Lo que siguió fue un completo caos. Nick dijo algo que no logré comprender, solo me pareció oír algo de un beso, cuando la voz de capitán sonó por los parlantes. Tan rápido como un rayo desenlace mi mano de la de Nick y giré mi rostro hacia la ventanilla, adoptando nuevamente mi actitud indiferente. Por el rabillo del ojo, vi como mi acompañante se despertaba sobresaltado y confundido.
-Pasajeros: Les habla su capitán. Les informamos que nos acercamos a un frente de tormenta. Por lo que hagan el favor de abrocharse sus cinturones. Muchas gracias.
Si bien tenía mi rostro clavado en el cielo, no estaba prestando atención a la vista; más bien estaba concentrada en un intento por calmar a mi corazón, que amenazaba con salirse del pecho. Sin embargo las palabras del capitán llamaron mi atención, e hicieron que me fijara en la repentina oscuridad del cielo. En menos de quince minutos, todo se había vuelto gris, impidiéndome distinguir el océano que se extendía por debajo nuestro. 
“Genial” Ese siempre había sido mi mayor temor, el motivo por el cual era reticente a viajar en avión: las tormentas.  Y ahora mi pesadilla parecía haberse vuelto realidad, porque nos dirigíamos al centro de una tormenta. Temblando me giré hacia Nick. 
No sé qué es lo que habrá visto en mi rostro, pero algo lo hizo abandonar su habitual tono seco.
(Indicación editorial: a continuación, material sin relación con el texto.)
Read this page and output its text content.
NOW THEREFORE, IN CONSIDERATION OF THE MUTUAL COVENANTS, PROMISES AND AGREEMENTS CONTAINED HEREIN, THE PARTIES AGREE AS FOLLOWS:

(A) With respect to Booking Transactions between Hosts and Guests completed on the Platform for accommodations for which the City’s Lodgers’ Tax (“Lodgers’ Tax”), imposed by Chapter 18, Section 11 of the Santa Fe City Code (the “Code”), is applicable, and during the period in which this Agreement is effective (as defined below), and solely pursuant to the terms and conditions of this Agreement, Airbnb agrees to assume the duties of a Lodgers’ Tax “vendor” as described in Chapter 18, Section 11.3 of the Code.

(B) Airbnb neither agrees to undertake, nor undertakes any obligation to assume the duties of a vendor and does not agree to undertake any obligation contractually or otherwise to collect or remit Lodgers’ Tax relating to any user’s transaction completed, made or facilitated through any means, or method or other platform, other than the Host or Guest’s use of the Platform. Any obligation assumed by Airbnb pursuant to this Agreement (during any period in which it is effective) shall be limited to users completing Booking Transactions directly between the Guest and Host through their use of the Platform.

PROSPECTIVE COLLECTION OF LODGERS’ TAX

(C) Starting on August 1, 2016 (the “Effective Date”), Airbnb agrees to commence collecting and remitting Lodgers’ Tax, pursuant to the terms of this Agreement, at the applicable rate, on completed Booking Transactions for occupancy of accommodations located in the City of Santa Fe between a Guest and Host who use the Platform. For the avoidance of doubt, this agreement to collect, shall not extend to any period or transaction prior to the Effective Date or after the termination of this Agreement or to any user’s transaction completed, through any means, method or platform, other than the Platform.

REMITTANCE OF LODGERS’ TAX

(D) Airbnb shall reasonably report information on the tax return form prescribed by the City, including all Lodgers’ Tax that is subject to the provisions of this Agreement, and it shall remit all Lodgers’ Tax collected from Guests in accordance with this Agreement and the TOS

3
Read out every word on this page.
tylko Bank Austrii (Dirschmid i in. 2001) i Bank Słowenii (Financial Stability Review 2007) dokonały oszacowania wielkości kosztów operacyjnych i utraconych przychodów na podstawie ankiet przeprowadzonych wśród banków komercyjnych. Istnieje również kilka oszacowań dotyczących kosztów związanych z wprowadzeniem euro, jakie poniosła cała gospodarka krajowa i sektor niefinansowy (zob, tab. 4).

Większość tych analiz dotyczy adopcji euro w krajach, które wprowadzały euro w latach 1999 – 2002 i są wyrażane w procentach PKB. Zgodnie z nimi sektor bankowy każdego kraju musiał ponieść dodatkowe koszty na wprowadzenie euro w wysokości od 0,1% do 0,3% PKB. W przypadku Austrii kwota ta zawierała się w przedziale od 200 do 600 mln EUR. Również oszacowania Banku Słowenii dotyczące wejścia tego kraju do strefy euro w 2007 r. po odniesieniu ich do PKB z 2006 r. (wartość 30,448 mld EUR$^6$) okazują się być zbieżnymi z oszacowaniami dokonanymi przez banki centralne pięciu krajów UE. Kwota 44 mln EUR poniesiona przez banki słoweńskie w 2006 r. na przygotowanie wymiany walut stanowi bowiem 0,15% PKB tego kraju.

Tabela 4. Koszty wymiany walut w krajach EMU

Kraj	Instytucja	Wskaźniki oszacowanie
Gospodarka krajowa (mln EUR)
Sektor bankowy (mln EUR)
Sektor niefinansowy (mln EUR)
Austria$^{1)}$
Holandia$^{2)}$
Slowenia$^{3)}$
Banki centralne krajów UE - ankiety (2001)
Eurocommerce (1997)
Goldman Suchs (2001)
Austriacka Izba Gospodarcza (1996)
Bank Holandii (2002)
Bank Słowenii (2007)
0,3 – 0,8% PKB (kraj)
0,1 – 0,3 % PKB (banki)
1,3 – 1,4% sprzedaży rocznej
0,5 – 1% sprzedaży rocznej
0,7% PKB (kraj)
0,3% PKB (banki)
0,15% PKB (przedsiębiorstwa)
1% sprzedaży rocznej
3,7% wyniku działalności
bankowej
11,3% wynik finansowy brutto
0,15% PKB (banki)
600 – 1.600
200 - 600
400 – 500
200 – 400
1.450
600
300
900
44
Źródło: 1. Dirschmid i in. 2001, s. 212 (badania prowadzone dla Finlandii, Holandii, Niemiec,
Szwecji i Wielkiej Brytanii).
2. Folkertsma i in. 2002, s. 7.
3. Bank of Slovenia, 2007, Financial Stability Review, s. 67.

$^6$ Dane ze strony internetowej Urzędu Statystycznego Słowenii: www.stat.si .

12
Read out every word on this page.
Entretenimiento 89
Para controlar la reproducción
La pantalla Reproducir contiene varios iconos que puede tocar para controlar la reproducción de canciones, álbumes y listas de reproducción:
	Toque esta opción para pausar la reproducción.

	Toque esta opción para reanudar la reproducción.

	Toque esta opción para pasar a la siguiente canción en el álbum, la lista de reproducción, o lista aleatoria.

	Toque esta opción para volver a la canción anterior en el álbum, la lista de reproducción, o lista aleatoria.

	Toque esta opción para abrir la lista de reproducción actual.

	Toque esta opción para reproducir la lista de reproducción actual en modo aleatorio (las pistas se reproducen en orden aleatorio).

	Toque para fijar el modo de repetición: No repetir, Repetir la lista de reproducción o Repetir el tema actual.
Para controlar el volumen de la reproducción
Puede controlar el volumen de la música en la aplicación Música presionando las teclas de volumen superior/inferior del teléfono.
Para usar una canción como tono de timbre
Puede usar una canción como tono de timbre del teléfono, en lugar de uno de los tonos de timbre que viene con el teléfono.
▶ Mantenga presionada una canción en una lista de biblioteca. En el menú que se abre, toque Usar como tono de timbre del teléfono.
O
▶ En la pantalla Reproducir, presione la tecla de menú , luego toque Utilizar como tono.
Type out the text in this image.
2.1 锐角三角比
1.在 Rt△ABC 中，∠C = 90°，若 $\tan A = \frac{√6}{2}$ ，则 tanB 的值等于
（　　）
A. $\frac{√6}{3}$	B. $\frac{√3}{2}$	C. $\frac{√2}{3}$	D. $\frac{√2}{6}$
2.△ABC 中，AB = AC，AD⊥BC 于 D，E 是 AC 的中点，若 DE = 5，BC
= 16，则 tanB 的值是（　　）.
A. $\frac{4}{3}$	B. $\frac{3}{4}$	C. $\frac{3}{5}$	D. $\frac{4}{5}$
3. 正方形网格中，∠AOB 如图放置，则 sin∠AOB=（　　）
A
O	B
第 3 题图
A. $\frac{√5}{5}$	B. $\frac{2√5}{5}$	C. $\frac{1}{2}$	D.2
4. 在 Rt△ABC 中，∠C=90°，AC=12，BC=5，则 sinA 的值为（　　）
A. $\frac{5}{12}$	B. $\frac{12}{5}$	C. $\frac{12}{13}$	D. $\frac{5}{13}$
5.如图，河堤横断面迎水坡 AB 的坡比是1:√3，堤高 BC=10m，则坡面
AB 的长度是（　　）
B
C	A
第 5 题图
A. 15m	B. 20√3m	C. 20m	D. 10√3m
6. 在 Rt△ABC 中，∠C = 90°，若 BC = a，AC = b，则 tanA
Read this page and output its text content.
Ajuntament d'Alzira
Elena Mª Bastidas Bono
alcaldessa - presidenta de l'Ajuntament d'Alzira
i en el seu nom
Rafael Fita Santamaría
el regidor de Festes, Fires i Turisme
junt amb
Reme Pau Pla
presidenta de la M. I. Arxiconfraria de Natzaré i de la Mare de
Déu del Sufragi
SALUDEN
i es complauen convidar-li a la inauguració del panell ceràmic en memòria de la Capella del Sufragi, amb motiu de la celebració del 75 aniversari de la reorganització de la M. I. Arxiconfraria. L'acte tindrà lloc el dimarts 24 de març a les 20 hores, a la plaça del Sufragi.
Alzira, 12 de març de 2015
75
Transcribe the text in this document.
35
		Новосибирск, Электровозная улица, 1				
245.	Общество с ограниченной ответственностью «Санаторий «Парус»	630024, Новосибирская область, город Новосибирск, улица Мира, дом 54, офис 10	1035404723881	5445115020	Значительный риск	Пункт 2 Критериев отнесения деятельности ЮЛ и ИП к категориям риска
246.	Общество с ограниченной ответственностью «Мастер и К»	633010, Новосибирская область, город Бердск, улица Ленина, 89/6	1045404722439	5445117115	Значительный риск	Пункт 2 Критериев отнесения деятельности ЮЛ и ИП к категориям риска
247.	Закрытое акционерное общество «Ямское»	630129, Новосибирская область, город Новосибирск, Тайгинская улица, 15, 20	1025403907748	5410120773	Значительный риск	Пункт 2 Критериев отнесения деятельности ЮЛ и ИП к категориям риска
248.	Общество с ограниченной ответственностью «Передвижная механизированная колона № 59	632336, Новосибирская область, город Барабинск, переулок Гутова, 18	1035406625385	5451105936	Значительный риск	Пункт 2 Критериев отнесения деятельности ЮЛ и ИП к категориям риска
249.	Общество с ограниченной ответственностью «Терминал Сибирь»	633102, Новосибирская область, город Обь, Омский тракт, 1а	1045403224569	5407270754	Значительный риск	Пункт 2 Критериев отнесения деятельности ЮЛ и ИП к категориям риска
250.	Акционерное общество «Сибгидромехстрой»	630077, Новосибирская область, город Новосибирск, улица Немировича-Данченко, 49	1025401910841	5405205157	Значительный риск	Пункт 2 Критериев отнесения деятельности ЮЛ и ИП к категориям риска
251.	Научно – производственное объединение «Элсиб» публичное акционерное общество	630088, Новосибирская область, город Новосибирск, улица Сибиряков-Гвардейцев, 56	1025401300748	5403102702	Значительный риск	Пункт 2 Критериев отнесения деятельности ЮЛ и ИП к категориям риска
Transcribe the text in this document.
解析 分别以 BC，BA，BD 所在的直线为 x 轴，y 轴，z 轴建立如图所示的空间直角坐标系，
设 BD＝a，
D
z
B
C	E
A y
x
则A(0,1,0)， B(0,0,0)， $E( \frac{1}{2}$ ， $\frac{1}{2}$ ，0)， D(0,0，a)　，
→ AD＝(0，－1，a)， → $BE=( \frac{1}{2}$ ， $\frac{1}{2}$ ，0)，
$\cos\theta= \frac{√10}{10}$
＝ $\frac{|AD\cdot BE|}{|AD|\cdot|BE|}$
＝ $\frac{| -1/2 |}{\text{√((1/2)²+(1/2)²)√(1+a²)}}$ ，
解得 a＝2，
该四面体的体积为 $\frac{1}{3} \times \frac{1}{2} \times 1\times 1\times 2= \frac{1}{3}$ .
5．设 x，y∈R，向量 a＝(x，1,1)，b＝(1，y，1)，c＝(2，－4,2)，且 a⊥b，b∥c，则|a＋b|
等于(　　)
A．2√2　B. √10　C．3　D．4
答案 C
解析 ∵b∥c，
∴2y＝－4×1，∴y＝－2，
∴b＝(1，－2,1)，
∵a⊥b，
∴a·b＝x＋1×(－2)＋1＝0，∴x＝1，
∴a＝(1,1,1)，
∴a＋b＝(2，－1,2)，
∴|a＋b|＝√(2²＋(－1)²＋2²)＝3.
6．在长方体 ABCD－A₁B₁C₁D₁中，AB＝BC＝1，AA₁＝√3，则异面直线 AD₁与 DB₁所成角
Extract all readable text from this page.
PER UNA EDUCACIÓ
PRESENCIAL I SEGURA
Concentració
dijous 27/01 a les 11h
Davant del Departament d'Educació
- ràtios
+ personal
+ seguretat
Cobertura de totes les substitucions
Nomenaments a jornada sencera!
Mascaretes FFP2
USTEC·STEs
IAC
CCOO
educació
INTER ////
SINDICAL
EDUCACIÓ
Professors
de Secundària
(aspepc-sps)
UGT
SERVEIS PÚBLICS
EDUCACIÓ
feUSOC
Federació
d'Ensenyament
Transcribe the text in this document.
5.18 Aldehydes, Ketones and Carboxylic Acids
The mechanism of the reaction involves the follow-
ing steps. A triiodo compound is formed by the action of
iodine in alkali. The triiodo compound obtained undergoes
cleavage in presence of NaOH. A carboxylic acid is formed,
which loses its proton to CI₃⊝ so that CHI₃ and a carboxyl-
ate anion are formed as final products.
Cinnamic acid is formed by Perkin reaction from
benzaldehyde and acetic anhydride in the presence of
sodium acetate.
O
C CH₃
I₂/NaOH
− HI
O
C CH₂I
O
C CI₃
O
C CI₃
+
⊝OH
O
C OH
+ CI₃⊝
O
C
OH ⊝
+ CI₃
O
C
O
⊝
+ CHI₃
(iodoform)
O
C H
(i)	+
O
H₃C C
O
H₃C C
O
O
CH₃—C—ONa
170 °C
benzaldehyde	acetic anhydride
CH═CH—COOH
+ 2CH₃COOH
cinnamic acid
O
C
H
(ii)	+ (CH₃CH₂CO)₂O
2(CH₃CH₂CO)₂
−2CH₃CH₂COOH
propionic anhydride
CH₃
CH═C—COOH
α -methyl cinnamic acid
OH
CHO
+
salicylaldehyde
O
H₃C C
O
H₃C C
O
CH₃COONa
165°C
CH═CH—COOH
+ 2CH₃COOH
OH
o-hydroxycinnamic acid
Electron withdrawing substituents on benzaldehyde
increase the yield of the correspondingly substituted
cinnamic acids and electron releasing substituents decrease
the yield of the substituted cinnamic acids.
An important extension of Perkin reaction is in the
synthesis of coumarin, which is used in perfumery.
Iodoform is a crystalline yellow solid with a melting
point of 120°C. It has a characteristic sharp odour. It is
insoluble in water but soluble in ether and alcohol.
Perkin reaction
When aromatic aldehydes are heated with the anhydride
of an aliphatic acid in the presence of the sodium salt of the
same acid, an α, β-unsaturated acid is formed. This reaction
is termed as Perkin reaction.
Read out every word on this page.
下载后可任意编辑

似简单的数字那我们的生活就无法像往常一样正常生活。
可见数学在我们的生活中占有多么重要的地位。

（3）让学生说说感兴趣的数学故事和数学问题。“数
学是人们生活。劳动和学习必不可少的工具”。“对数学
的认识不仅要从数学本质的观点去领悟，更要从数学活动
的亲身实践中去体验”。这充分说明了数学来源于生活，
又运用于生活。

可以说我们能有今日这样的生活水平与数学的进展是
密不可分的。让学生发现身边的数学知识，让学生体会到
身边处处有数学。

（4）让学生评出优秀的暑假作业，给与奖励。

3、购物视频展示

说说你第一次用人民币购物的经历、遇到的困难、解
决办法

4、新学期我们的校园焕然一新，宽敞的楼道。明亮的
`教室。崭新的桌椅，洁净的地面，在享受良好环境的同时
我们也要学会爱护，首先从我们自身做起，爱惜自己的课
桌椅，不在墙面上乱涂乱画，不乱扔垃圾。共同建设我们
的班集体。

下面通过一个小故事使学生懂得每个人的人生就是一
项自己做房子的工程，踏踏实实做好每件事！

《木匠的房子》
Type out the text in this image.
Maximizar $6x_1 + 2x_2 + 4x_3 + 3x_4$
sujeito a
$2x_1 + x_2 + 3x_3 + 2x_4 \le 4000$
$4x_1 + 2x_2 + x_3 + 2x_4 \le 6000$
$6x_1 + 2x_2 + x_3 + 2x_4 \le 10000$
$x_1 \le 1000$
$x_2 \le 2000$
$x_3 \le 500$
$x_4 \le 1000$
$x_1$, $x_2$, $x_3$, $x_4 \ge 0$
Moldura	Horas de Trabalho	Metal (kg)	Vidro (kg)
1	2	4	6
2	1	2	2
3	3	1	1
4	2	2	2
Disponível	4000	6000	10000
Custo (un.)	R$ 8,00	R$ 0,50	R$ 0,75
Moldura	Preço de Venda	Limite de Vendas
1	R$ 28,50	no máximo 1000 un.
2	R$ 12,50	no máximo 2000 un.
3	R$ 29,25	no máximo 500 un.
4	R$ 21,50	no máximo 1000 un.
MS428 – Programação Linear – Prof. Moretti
-¿Te encuentras bien?- me preguntó con suavidad. Si no hubiese estado tan atemorizada probablemente habría notado que su voz parecía terciopelo.
Incapaz de articular palabra alguna, negué con la cabeza.
-Escúchame- dijo tomando su rostro en mis manos- Todo saldrá bien. Estaremos bien.
Tenía que huir, eso era todo lo que sabía, todo lo que mi cerebro me decía. Que me fuera de allí, que escapara. Me levanté del asiento y di un paso hacia el pasillo pero en ese momento el avión se sacudió al tiempo que el cielo se iluminaba. Perdí la estabilidad y sin poder evitarlo caí sobre Nicholas, quien enseguida me sujetó con sus brazos. Levanté la mirada y mis ojos se encontraron con los suyos, que refulgían con un brillo especial. Estábamos a unos milímetros, de hecho nuestras frentes se rozaban, produciéndome un calor reconfortante. Mi mirada se desvió a sus labios y la imagen de nuestro beso en el hotel se reconstruyó en mi mente. Ese beso que nunca debería haber ocurrido pero que había cambiado mi vida en forma radical. Un beso que tenía la posibilidad de repetir en ese mismo momento.